Manawatu Standard

Steven Adams’ rise and thrall

- Peter Lampp

Recently, my spouse was walking along a Palmerston North street when she locked eyes with a biblical face peering out from a car with sponsors’ markings. He smiled and waved and on her return she said she thought she had seen that basketball guy.

It would, of course, have been Steven Adams, all $140 million of him, driving himself to open a new community basketball court in Awapuni. Either that or he was going to buy up Awapuni, all of it.

His genial response echoed perfectly how I have come to know him well, by leafing through his recently published autobiogra­phy, My Life, My Fight. It’s up there with my best recent sports biographie­s, alongside Maria Sharapova’s

because she too had to defy almost everything as a kid.

Because Adams had to wrench himself off the couch and the streets of Rotorua, I would have named his book, From Nowhere to Somewhere.

Most of us know him as the star beast for the Oklahoma City Thunder in the NBA from his clips on the TV news.

It has been one heck of a journey for Adams from Rotorua. There’s no bitterness emanating from his pages. The youngest of 18 kids, he adds noone quite knows how many kids his tall English father sired.

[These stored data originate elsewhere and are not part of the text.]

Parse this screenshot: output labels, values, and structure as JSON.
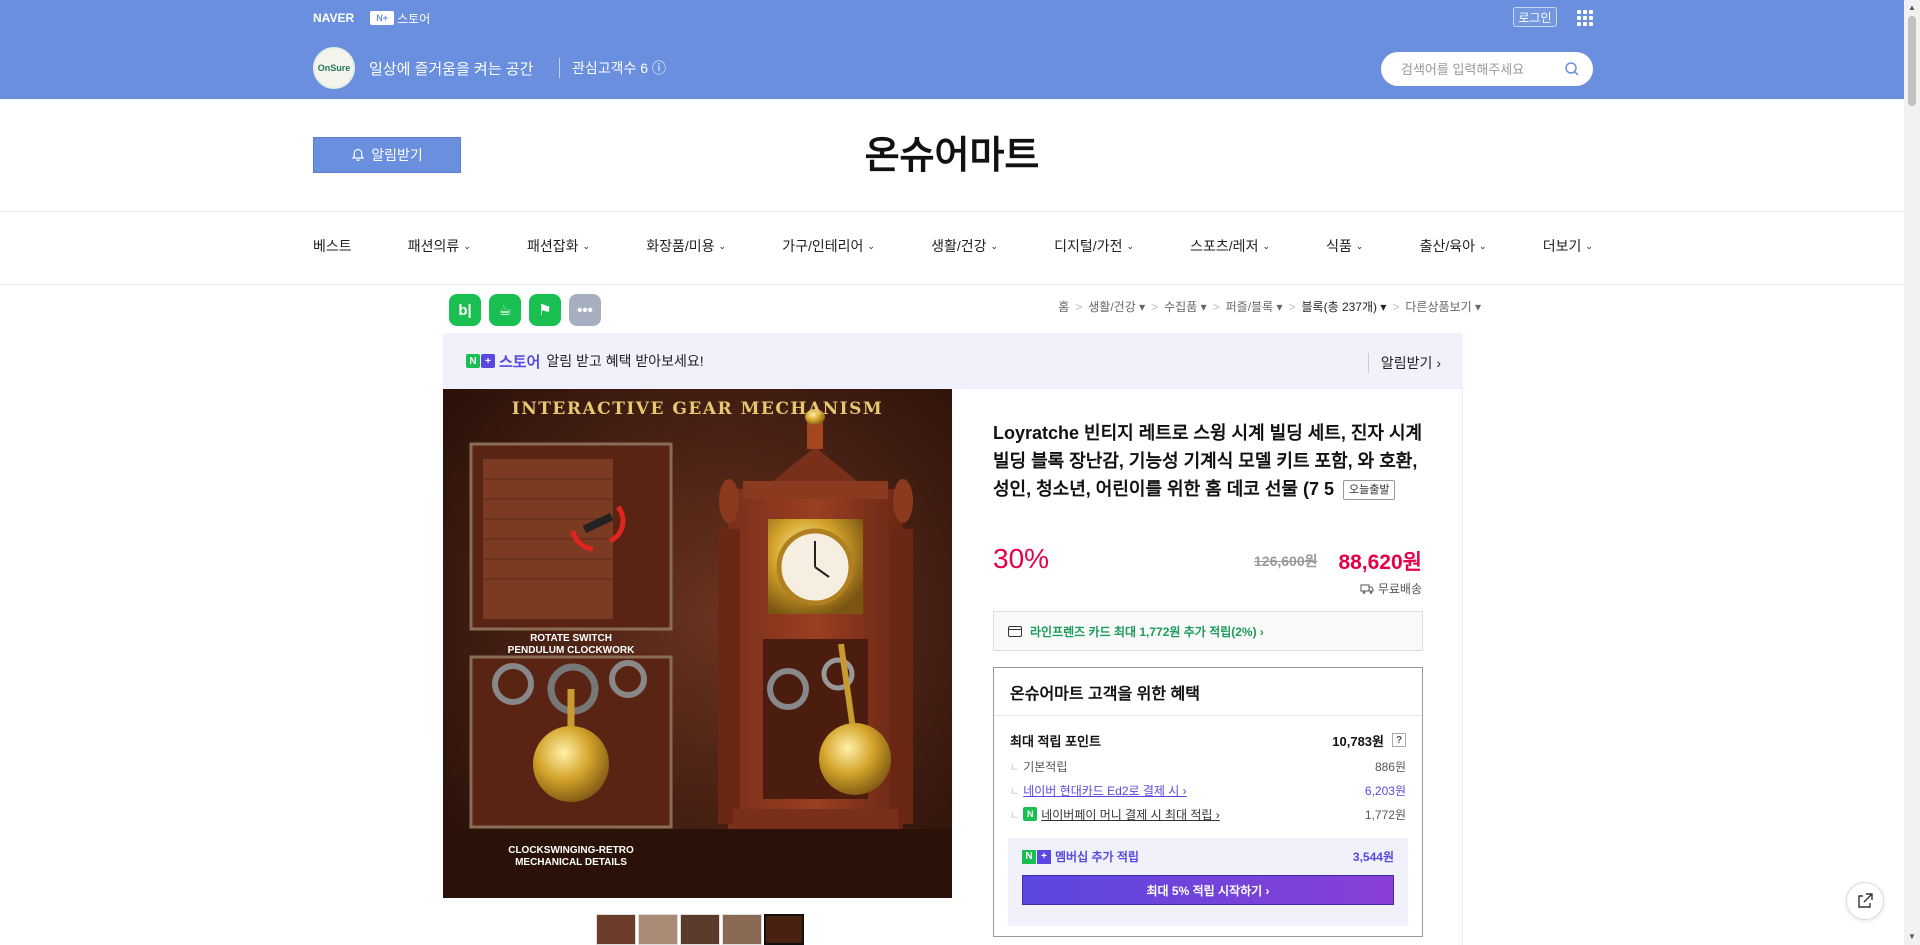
{
  "header": {
    "naver_logo": "NAVER",
    "nstore_badge": "N+",
    "nstore_label": "스토어",
    "login": "로그인",
    "store_logo_text": "OnSure",
    "slogan": "일상에 즐거움을 켜는 공간",
    "fans": "관심고객수 6 ⓘ",
    "search_placeholder": "검색어를 입력해주세요"
  },
  "store": {
    "alarm_button": "알림받기",
    "name": "온슈어마트"
  },
  "nav": [
    {
      "label": "베스트",
      "chevron": ""
    },
    {
      "label": "패션의류",
      "chevron": "⌄"
    },
    {
      "label": "패션잡화",
      "chevron": "⌄"
    },
    {
      "label": "화장품/미용",
      "chevron": "⌄"
    },
    {
      "label": "가구/인테리어",
      "chevron": "⌄"
    },
    {
      "label": "생활/건강",
      "chevron": "⌄"
    },
    {
      "label": "디지털/가전",
      "chevron": "⌄"
    },
    {
      "label": "스포츠/레저",
      "chevron": "⌄"
    },
    {
      "label": "식품",
      "chevron": "⌄"
    },
    {
      "label": "출산/육아",
      "chevron": "⌄"
    },
    {
      "label": "더보기",
      "chevron": "⌄"
    }
  ],
  "share_icons": [
    {
      "name": "blog-share-icon",
      "glyph": "b|",
      "color": "#19c051"
    },
    {
      "name": "cafe-share-icon",
      "glyph": "☕",
      "color": "#19c051"
    },
    {
      "name": "bookmark-share-icon",
      "glyph": "⚑",
      "color": "#19c051"
    },
    {
      "name": "more-share-icon",
      "glyph": "•••",
      "color": "#a7aebf"
    }
  ],
  "breadcrumb": [
    "홈",
    "생활/건강 ▾",
    "수집품 ▾",
    "퍼즐/블록 ▾",
    "블록(총 237개) ▾",
    "다른상품보기 ▾"
  ],
  "banner": {
    "store_label": "스토어",
    "text": "알림 받고 혜택 받아보세요!",
    "right": "알림받기 ›"
  },
  "product": {
    "image_headline": "INTERACTIVE GEAR MECHANISM",
    "image_caption1": "ROTATE SWITCH\nPENDULUM CLOCKWORK",
    "image_caption2": "CLOCKSWINGING-RETRO\nMECHANICAL DETAILS",
    "title": "Loyratche 빈티지 레트로 스윙 시계 빌딩 세트, 진자 시계 빌딩 블록 장난감, 기능성 기계식 모델 키트 포함, 와 호환, 성인, 청소년, 어린이를 위한 홈 데코 선물 (7 5",
    "today_badge": "오늘출발",
    "discount": "30%",
    "original_price": "126,600원",
    "sale_price": "88,620원",
    "delivery": "무료배송",
    "card_benefit": "라인프렌즈 카드 최대 1,772원 추가 적립(2%) ›"
  },
  "benefit": {
    "title": "온슈어마트 고객을 위한 혜택",
    "max_points_label": "최대 적립 포인트",
    "max_points_value": "10,783원",
    "qmark": "?",
    "rows": [
      {
        "label": "기본적립",
        "value": "886원",
        "style": "plain"
      },
      {
        "label": "네이버 현대카드 Ed2로 결제 시 ›",
        "value": "6,203원",
        "style": "link"
      },
      {
        "label": "네이버페이 머니 결제 시 최대 적립 ›",
        "value": "1,772원",
        "style": "link2"
      }
    ],
    "member_label": "멤버십 추가 적립",
    "member_value": "3,544원",
    "member_button": "최대 5% 적립 시작하기 ›"
  },
  "colors": {
    "header_blue": "#6a8fde",
    "price_red": "#e5004a",
    "naver_green": "#19c051",
    "purple": "#5a47df"
  }
}
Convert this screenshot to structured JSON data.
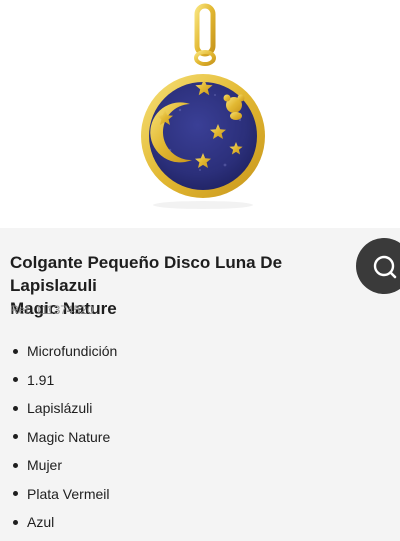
{
  "product": {
    "title_line1": "Colgante Pequeño Disco Luna De Lapislazuli",
    "title_line2": "Magic Nature",
    "ref": "Ref. 111374520",
    "features": [
      "Microfundición",
      "1.91",
      "Lapislázuli",
      "Magic Nature",
      "Mujer",
      "Plata Vermeil",
      "Azul"
    ]
  },
  "icons": {
    "search": "search-icon",
    "moon": "moon-icon",
    "star": "star-icon",
    "bear": "bear-icon"
  },
  "colors": {
    "gold": "#e8c23c",
    "lapis": "#2b2f7a",
    "fab": "#3a3a3a",
    "text": "#1e1e1e",
    "muted": "#8a8a8a"
  }
}
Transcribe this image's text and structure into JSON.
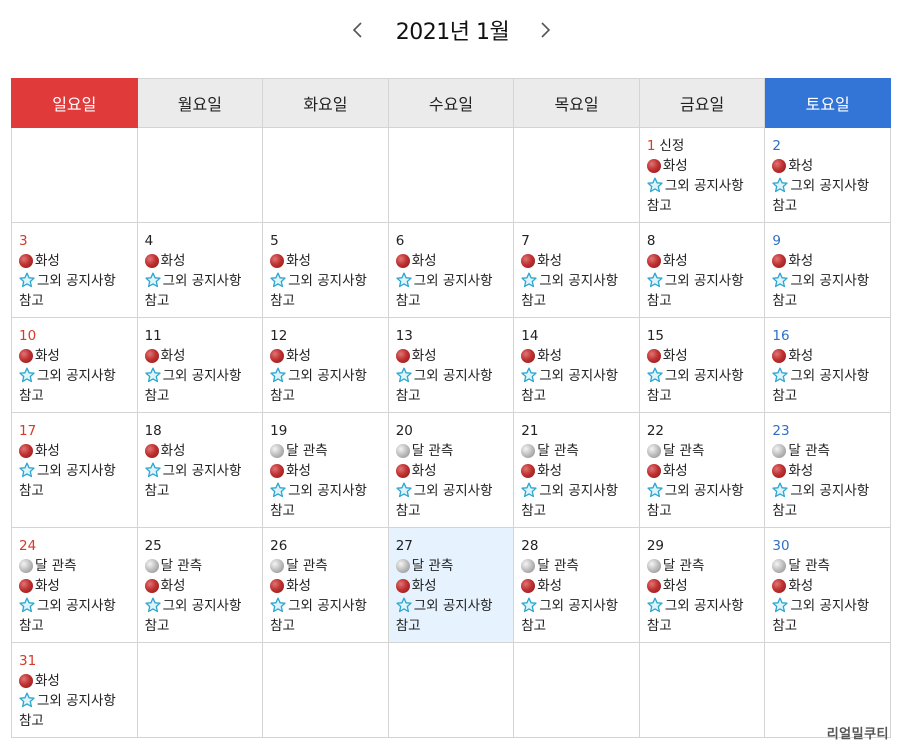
{
  "header": {
    "title": "2021년 1월",
    "prev_icon": "chevron-left",
    "next_icon": "chevron-right"
  },
  "weekdays": [
    "일요일",
    "월요일",
    "화요일",
    "수요일",
    "목요일",
    "금요일",
    "토요일"
  ],
  "colors": {
    "sunday": "#e03a3a",
    "saturday": "#3275d6",
    "today_bg": "#e6f3fe",
    "header_bg": "#ebebeb"
  },
  "event_labels": {
    "moon": "달 관측",
    "mars": "화성",
    "notice": "그외 공지사항",
    "notice_tail": "참고"
  },
  "icons": {
    "moon": "moon-icon",
    "mars": "mars-icon",
    "notice": "star-icon"
  },
  "weeks": [
    [
      null,
      null,
      null,
      null,
      null,
      {
        "day": "1",
        "holiday": "신정",
        "events": [
          "mars",
          "notice"
        ]
      },
      {
        "day": "2",
        "events": [
          "mars",
          "notice"
        ]
      }
    ],
    [
      {
        "day": "3",
        "events": [
          "mars",
          "notice"
        ]
      },
      {
        "day": "4",
        "events": [
          "mars",
          "notice"
        ]
      },
      {
        "day": "5",
        "events": [
          "mars",
          "notice"
        ]
      },
      {
        "day": "6",
        "events": [
          "mars",
          "notice"
        ]
      },
      {
        "day": "7",
        "events": [
          "mars",
          "notice"
        ]
      },
      {
        "day": "8",
        "events": [
          "mars",
          "notice"
        ]
      },
      {
        "day": "9",
        "events": [
          "mars",
          "notice"
        ]
      }
    ],
    [
      {
        "day": "10",
        "events": [
          "mars",
          "notice"
        ]
      },
      {
        "day": "11",
        "events": [
          "mars",
          "notice"
        ]
      },
      {
        "day": "12",
        "events": [
          "mars",
          "notice"
        ]
      },
      {
        "day": "13",
        "events": [
          "mars",
          "notice"
        ]
      },
      {
        "day": "14",
        "events": [
          "mars",
          "notice"
        ]
      },
      {
        "day": "15",
        "events": [
          "mars",
          "notice"
        ]
      },
      {
        "day": "16",
        "events": [
          "mars",
          "notice"
        ]
      }
    ],
    [
      {
        "day": "17",
        "events": [
          "mars",
          "notice"
        ]
      },
      {
        "day": "18",
        "events": [
          "mars",
          "notice"
        ]
      },
      {
        "day": "19",
        "events": [
          "moon",
          "mars",
          "notice"
        ]
      },
      {
        "day": "20",
        "events": [
          "moon",
          "mars",
          "notice"
        ]
      },
      {
        "day": "21",
        "events": [
          "moon",
          "mars",
          "notice"
        ]
      },
      {
        "day": "22",
        "events": [
          "moon",
          "mars",
          "notice"
        ]
      },
      {
        "day": "23",
        "events": [
          "moon",
          "mars",
          "notice"
        ]
      }
    ],
    [
      {
        "day": "24",
        "events": [
          "moon",
          "mars",
          "notice"
        ]
      },
      {
        "day": "25",
        "events": [
          "moon",
          "mars",
          "notice"
        ]
      },
      {
        "day": "26",
        "events": [
          "moon",
          "mars",
          "notice"
        ]
      },
      {
        "day": "27",
        "today": true,
        "events": [
          "moon",
          "mars",
          "notice"
        ]
      },
      {
        "day": "28",
        "events": [
          "moon",
          "mars",
          "notice"
        ]
      },
      {
        "day": "29",
        "events": [
          "moon",
          "mars",
          "notice"
        ]
      },
      {
        "day": "30",
        "events": [
          "moon",
          "mars",
          "notice"
        ]
      }
    ],
    [
      {
        "day": "31",
        "events": [
          "mars",
          "notice"
        ]
      },
      null,
      null,
      null,
      null,
      null,
      null
    ]
  ],
  "watermark": "리얼밀쿠티"
}
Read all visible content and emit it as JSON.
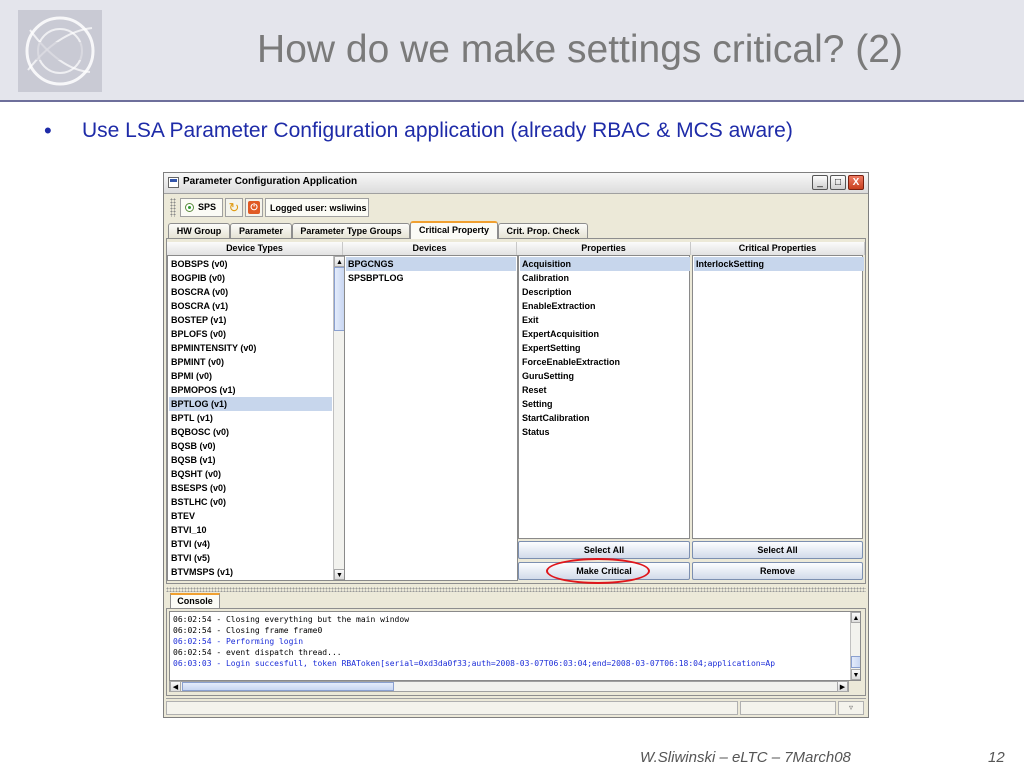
{
  "slide": {
    "title": "How do we make settings critical? (2)",
    "bullet": "Use LSA Parameter Configuration application (already RBAC & MCS aware)",
    "footer_credit": "W.Sliwinski – eLTC – 7March08",
    "page_number": "12"
  },
  "window": {
    "title": "Parameter Configuration Application",
    "controls": {
      "minimize": "_",
      "maximize": "□",
      "close": "X"
    }
  },
  "toolbar": {
    "accelerator": "SPS",
    "user_label": "Logged user: wsliwins",
    "power_glyph": "⏻"
  },
  "tabs": [
    {
      "label": "HW Group"
    },
    {
      "label": "Parameter"
    },
    {
      "label": "Parameter Type Groups"
    },
    {
      "label": "Critical Property",
      "active": true
    },
    {
      "label": "Crit. Prop. Check"
    }
  ],
  "columns": {
    "device_types": {
      "header": "Device Types",
      "items": [
        "BOBSPS (v0)",
        "BOGPIB (v0)",
        "BOSCRA (v0)",
        "BOSCRA (v1)",
        "BOSTEP (v1)",
        "BPLOFS (v0)",
        "BPMINTENSITY (v0)",
        "BPMINT (v0)",
        "BPMI (v0)",
        "BPMOPOS (v1)",
        "BPTLOG (v1)",
        "BPTL (v1)",
        "BQBOSC (v0)",
        "BQSB (v0)",
        "BQSB (v1)",
        "BQSHT (v0)",
        "BSESPS (v0)",
        "BSTLHC (v0)",
        "BTEV",
        "BTVI_10",
        "BTVI (v4)",
        "BTVI (v5)",
        "BTVMSPS (v1)"
      ],
      "selected_index": 10
    },
    "devices": {
      "header": "Devices",
      "items": [
        "BPGCNGS",
        "SPSBPTLOG"
      ],
      "selected_index": 0
    },
    "properties": {
      "header": "Properties",
      "items": [
        "Acquisition",
        "Calibration",
        "Description",
        "EnableExtraction",
        "Exit",
        "ExpertAcquisition",
        "ExpertSetting",
        "ForceEnableExtraction",
        "GuruSetting",
        "Reset",
        "Setting",
        "StartCalibration",
        "Status"
      ],
      "selected_index": 0,
      "buttons": {
        "select_all": "Select All",
        "make_critical": "Make Critical"
      }
    },
    "critical_properties": {
      "header": "Critical Properties",
      "items": [
        "InterlockSetting"
      ],
      "selected_index": 0,
      "buttons": {
        "select_all": "Select All",
        "remove": "Remove"
      }
    }
  },
  "console": {
    "tab_label": "Console",
    "lines": [
      {
        "text": "06:02:54 - Closing everything but the main window",
        "kind": "plain"
      },
      {
        "text": "06:02:54 - Closing frame frame0",
        "kind": "plain"
      },
      {
        "text": "06:02:54 - Performing login",
        "kind": "info"
      },
      {
        "text": "06:02:54 - event dispatch thread...",
        "kind": "plain"
      },
      {
        "text": "06:03:03 - Login succesfull, token RBAToken[serial=0xd3da0f33;auth=2008-03-07T06:03:04;end=2008-03-07T06:18:04;application=Ap",
        "kind": "info"
      }
    ]
  },
  "colors": {
    "bullet_text": "#1e2ba8",
    "selection": "#c7d6ec",
    "active_tab_accent": "#f0a030",
    "highlight_ring": "#e0151a"
  }
}
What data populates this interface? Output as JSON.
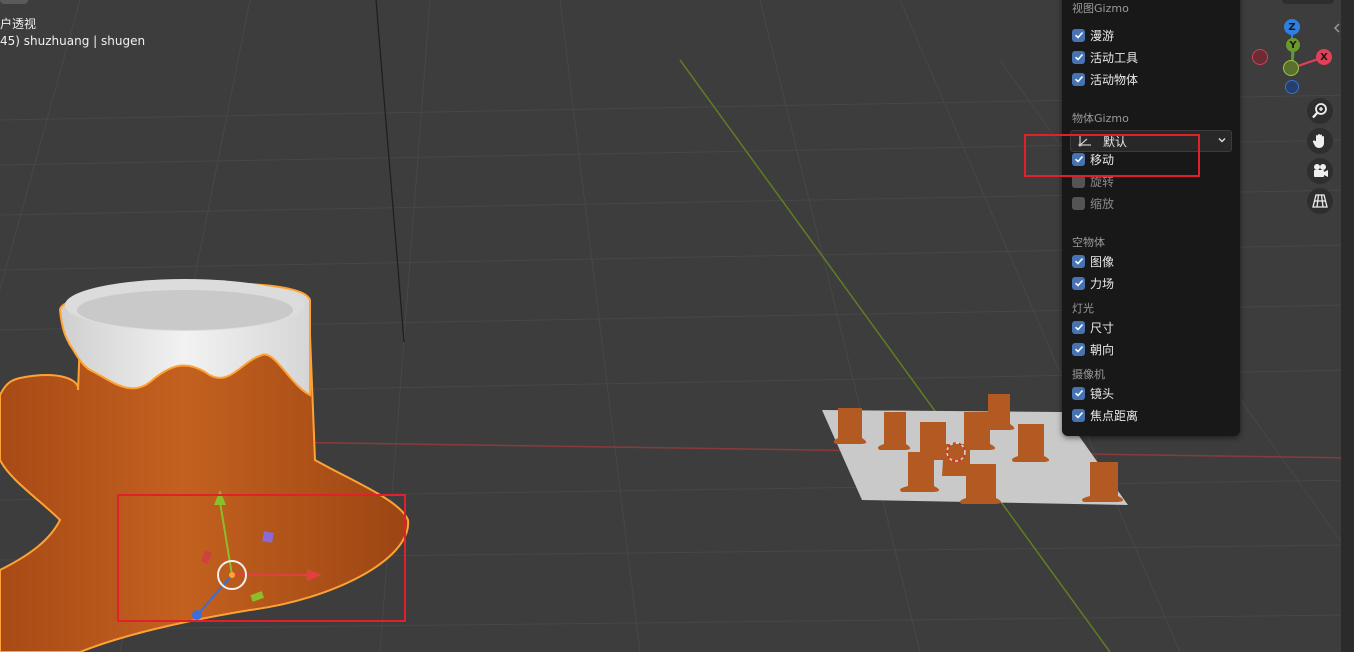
{
  "viewport": {
    "view_name": "户透视",
    "object_info": "45) shuzhuang | shugen"
  },
  "gizmo_panel": {
    "viewport_gizmo_heading": "视图Gizmo",
    "viewport_gizmo_items": [
      {
        "label": "漫游",
        "checked": true
      },
      {
        "label": "活动工具",
        "checked": true
      },
      {
        "label": "活动物体",
        "checked": true
      }
    ],
    "object_gizmo_heading": "物体Gizmo",
    "orientation_dropdown": {
      "label": "默认",
      "icon": "transform-orientation-icon"
    },
    "object_gizmo_items": [
      {
        "label": "移动",
        "checked": true
      },
      {
        "label": "旋转",
        "checked": false
      },
      {
        "label": "缩放",
        "checked": false
      }
    ],
    "empty_heading": "空物体",
    "empty_items": [
      {
        "label": "图像",
        "checked": true
      },
      {
        "label": "力场",
        "checked": true
      }
    ],
    "light_heading": "灯光",
    "light_items": [
      {
        "label": "尺寸",
        "checked": true
      },
      {
        "label": "朝向",
        "checked": true
      }
    ],
    "camera_heading": "摄像机",
    "camera_items": [
      {
        "label": "镜头",
        "checked": true
      },
      {
        "label": "焦点距离",
        "checked": true
      }
    ]
  },
  "navigation_gizmo": {
    "axes": [
      {
        "label": "Z",
        "color": "#2f7fe0"
      },
      {
        "label": "Y",
        "color": "#6a9a2a"
      },
      {
        "label": "X",
        "color": "#e0405a"
      }
    ],
    "buttons": [
      "zoom-icon",
      "hand-pan-icon",
      "camera-icon",
      "perspective-grid-icon"
    ]
  },
  "colors": {
    "viewport_bg": "#3d3d3d",
    "panel_bg": "#181818",
    "checkbox_on": "#4772b3",
    "stump_brown": "#b5561c",
    "snow": "#e8e8e8",
    "selection_outline": "#ffa233",
    "annotation_red": "#e0202a",
    "x_axis": "#d03a3a",
    "y_axis": "#8bbf2a"
  }
}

In the NBA, his interviews are so quirky he is eagerly sought after by the bemused American media.

For example, when asked recently if he had written a book: ‘‘I didn’t write it. I can barely read, mate.’’

More: ‘‘I’m comfortabl­e shooting them [threepoint­ers]. The tough part is making them.’’

Madeleine Chapman wrote his book. They met on court at one of Kenny Mcfadden’s cold basketball training sessions in Wellington in 2009. We knew Mcfadden from the national league heyday when his Saints were the rivals of Ubix Palmerston North and the equally electric guard, Tyrone Brown.

Adams’ brother Warren played for Saints and had he not uplifted Steven from Rotorua to Mcfadden, who would lug him off to training at 5.30am every day, it might have been social welfare at best.

Maybe Adams would have ended up as a farm worker. He found farm work with his brother Mohi the most fulfilling work he has ever done, even if at age 12 he couldn’t find size 16 gumboots.

At primary school he was scrawny and was picked on. When he was a 10-year-old he was a sixfooter and was put in the school’s B basketball team ‘‘with the other useless kids’’. He tried rugby and was a lock, but gave up on his All Black ambitions because he always dropped the ball.

When he got to Wellington, basketball people had to give him feed and board and a personal trainer, Blossom Cameron, got him into Scots College, a privileged world away from Rotorua, where he wagged school and played video games after his father died when he was 13. He started playing basketball properly only when he was 14.

Obviously in the Adams genomes there is a single-track determinat­ion, as with his half-sister Valerie, the shot putter, nine years his elder. It also helped that Steven had seven feet (2.13 metres) of tallness genes, but at Scots he had to do a crash course in reading and writing to catch up from his truancy in Rotorua.

Adams appears far from star struck, devoid of ego and said he never had NBA ambitions. While he couldn’t afford the pay-for-play New Zealand basketball teams, that doesn’t appear the reason he shuns the Tall Blacks.

As he describes it, he is the third-highest paid player at Oklahoma and they expect him back in one piece.

You don’t see Brendon Hartley or Scott Dixon back in the off-season skidding around Manfeild ı´n the NZ Grand Prix do you.

Now Adams pays for poor Kiwi kids to wear the black singlet.

A Thorney one

Former All Black Grahame Thorne sent this retort in response to my rant about the All Blacks being derelict about taking drop goals. ‘‘Yes, it’s not NZ’S forte.’’

The best story is Canterbury defending the Ranfurly Shield in 1975 and they were down 6-3 with a minute to go. Five-metre scrum with a dropkick on.

‘‘Doug Bruce and Wayne Cottrell both didn’t want to take a drop goal, so Fergie Mccormick said, as only Fungus could: ‘Give us the barking ball’, and proceeded to kick it over. That sums Fergie up.’’

Justice at last

At last a rugby referee used common sense. At Dunedin on Saturday, Otago flanker Slade Mcdowall kept provocativ­ely ruffling the hair of Canterbury’s Billy Guyton after he made an error.

When Mcdowall didn’t stop, All Black Luke Romano gave him a mighty shunt, which started the usual ruckus.

Referee Nick Briant instantly penalised Mcdowall for instigatin­g it when most refs would ping the retaliator.